This video walks you step by step through the process of fine tuning a chisel to perform at its best. The sharpening techniques shown can also be applied to hand plane irons. His technique is meticulous, but once understood, will save you time and give you a fantastic tool.
No matter how sharp the edge of the chisel, it will never perform to its full potential if the back of the chisel isn’t flat. In order to have a flat chisel, you must also have a flat stone. Many woodworkers begin by using water stones. These are manufactured sharpening stones available in varying grits from as low as 400 all the way up to 8000 grit. Water stones are great to work with a have a pretty easy learning curve. Their one major downside is that they can become dished over time. This means that the middle is worn away more than the two ends. It is necessary to periodically check the flatness of your water stones.

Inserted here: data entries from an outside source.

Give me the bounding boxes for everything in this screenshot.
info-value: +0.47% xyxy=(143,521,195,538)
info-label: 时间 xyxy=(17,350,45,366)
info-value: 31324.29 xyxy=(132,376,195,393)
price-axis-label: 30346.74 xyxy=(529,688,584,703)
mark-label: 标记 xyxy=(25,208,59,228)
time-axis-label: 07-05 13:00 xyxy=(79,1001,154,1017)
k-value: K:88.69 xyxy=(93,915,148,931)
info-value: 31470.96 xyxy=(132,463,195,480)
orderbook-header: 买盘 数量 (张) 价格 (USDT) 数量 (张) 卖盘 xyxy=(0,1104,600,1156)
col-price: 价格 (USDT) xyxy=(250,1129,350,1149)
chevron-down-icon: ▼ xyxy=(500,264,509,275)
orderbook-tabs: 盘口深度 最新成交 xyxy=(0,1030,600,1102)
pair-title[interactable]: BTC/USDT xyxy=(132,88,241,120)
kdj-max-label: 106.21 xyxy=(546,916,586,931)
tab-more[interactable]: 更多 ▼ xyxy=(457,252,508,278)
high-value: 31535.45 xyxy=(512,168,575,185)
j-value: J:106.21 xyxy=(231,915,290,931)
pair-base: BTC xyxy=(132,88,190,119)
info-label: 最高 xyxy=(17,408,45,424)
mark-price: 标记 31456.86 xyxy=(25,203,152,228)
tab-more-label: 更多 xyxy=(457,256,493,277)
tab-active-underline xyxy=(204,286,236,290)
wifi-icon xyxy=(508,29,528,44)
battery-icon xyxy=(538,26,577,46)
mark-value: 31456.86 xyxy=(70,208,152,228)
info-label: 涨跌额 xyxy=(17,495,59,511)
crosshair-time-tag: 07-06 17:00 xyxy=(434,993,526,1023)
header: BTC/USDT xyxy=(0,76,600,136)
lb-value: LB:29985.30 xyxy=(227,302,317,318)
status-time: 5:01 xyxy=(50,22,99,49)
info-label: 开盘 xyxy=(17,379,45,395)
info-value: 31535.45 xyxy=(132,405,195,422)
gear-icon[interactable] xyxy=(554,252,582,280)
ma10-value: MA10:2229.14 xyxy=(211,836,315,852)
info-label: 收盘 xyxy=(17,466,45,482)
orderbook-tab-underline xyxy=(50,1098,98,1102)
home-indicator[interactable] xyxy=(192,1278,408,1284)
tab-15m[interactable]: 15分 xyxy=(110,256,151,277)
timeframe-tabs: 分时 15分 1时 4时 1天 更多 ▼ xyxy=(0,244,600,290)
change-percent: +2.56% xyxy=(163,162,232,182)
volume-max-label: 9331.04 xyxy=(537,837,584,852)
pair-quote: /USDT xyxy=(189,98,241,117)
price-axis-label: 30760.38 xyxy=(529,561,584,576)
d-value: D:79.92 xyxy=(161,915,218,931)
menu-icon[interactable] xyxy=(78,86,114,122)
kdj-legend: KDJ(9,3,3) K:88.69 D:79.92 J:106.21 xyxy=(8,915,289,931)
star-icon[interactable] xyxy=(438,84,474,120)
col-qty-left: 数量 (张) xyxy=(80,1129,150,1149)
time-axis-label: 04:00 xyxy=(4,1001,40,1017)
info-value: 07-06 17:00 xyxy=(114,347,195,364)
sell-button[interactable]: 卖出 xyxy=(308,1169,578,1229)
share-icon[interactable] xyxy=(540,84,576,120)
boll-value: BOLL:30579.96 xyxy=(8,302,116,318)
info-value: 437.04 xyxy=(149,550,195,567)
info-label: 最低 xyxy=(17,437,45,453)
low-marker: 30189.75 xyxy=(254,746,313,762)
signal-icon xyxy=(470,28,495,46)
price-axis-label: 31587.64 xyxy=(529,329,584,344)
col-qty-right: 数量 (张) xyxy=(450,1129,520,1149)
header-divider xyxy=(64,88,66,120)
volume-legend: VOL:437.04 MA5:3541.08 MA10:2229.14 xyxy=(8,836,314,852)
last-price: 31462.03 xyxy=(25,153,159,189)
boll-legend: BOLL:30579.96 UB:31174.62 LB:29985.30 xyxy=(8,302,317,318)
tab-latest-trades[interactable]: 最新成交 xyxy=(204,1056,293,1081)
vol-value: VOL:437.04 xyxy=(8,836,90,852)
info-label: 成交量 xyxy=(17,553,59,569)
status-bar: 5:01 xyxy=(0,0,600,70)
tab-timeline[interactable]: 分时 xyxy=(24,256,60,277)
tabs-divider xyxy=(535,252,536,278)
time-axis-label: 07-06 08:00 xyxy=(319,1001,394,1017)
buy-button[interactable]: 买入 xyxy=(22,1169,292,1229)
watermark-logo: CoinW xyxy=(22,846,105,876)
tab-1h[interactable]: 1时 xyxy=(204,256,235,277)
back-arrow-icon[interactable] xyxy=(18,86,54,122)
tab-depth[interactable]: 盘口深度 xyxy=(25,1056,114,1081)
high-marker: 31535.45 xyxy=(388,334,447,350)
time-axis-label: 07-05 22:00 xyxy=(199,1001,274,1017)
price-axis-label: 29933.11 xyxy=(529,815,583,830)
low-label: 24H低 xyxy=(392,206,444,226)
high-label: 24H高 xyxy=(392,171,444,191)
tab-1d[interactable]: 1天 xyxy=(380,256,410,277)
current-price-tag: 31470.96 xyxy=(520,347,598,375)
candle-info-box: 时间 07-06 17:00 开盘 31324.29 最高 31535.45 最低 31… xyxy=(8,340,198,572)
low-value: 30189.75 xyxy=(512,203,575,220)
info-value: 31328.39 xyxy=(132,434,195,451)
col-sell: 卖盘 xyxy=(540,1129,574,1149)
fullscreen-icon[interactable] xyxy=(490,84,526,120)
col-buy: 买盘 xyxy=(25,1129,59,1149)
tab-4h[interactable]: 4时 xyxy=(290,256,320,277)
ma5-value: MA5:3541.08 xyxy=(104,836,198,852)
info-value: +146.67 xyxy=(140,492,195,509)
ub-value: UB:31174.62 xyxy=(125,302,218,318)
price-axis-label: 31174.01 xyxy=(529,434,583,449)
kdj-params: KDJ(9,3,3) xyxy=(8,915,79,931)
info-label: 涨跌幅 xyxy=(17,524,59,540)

A water stone may be flattened by rubbing it on a piece of sandpaper placed on top of a flat glass plate. It is worth the time to make a grid of pencil lines across the face of the water stone so that you may track your progress. Continue rubbing the stone across the sandpaper until all pencil lines have been removed. Remember to use water and continually flush the slurry off the sandpaper as you flatten the stone.
One way to avoid working with a dished water stone is to instead use a diamond sharpening stone. This is a large, flat steel plate embedded with industrial diamonds. Due to the hardness of the diamonds and the steel plate, the diamond stone does not become dished. The downside of using a diamond stone is that it is more expensive and can rust if you do not dry it thoroughly after use. One technique is to use a diamond stone primarily for flattening chisel and plane irons and then using several water stones for honing the bevel. A slightly dished water stone will have little impact when used only for honing the bevel on the face of the chisel or plane iron.